Massive multiple-input multiple-output (MIMO) can serve huge amounts of users simultaneously with high spectral and energy efficiency, which makes it one of the key technologies for 3GPP fifth generation (5G) wireless networks to achieve high throughput. With the increasing number of antennas, the overhead and complexity of the processing of channel estimation also scale up. More and more machine-learning-based approaches have been proposed to handle this complex challenge. However, as 5G standards continue to evolve, the need for greater bandwidth, lower latency network access, and more energy efficient implementations emerge.
The continuous development of edge computing technology has attracted more and more attention. As the complement of the traditional centralized cloud computing, Edge computing performs data processing tasks at the edge of the network, which enhances data processing capability through distributing the computations to the edge devices. It not only greatly reduces the network traffic and network delay due to this reduced distance between the data processing unit and data generating sources, but also increased the data processing speed with less but more relevant data at the network edges.

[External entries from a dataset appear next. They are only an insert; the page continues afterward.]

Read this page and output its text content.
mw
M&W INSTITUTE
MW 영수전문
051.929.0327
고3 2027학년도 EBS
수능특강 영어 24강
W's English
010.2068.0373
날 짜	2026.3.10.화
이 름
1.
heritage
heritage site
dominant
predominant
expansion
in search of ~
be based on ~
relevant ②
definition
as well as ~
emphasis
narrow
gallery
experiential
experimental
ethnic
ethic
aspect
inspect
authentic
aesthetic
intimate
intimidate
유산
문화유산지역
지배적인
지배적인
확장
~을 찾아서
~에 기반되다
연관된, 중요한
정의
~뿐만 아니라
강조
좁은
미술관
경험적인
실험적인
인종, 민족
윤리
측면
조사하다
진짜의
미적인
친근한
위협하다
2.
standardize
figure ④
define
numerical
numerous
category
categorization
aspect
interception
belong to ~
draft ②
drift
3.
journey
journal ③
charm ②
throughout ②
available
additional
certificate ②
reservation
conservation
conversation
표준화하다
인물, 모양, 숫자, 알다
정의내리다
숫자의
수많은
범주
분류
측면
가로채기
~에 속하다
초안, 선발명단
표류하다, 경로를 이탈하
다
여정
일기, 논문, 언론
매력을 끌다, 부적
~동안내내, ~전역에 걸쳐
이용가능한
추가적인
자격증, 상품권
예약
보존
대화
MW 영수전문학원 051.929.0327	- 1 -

In this project we evaluate the feasibility of applying Distributed Machine Learning (DML) combining edge computing technology to conduct channel estimation in 5G massive MIMO through comparing the performance improvement on throughput, latency, as well as the accuracy of the results. Through the evaluation on the performance gains or losses of the proposed solutions over a centralized machine learning solution, this project shall build a solid foundation leading to the next stage of a bigger research program that is the implementation of a suitable architecture as well as a software platform that maximizes the potential of machine learning-based solutions to best elevate massive MIMO technology with the highest throughput, lowest latency and maximized data processing speed and accuracy while preserving data privacy.